The tuner runs in Cambridge May 10 to June 9 and is directed by Andrei Serban, whose recent credits have ranged from acclaimed collaborations with Elizabeth Swados to a roundly-savaged avant-garde Hamlet. In November 2001, he staged Richard III at OOB's La MaMa.
On Broadway, actress Jones, as Shaw's Major Barbara, recently tried and failed to lead her war-mongering stage father to salvation. She may have better luck as the title character in Lysistrata, where she will order a sex strike among the females of ancient Greece in order to get the warring men to arrange a peace. No other cast members have been named.
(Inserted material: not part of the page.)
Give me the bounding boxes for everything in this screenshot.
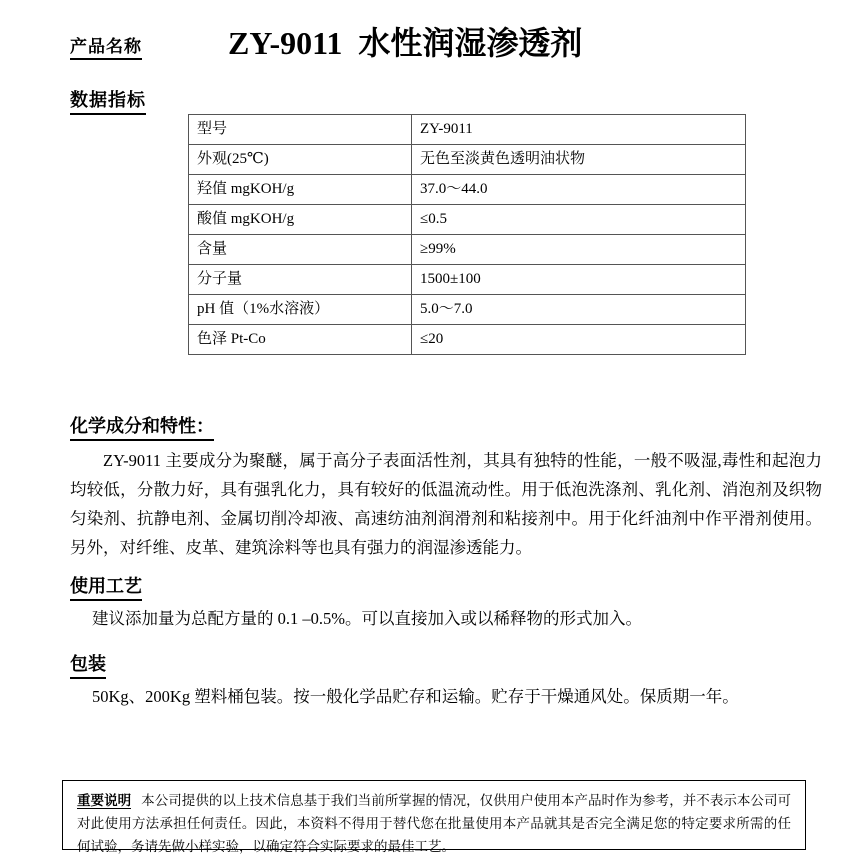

Jones other credits include Goodnight Desdemona, Good Morning Juliet; The Baltimore Waltz, Night of the Iguana, A Moon for the Misbegotten and her Tony-winning, star-making turn in The Heiress
Menken is the author of such musicals as Little Shop of Horrors and Beauty and the Beast. For Disney, he has scored the films "The Little Mermaid," "Beauty and the Beast," "Pocahontas," "The Hunchback of Notre Dame" and more.
Gelbart is the man behind such shows as A Funny Thing Happened on the Way to the Forum, City of Angels and Mastergate, as well as the film "Tootsie" and the television series "M*A*S*H."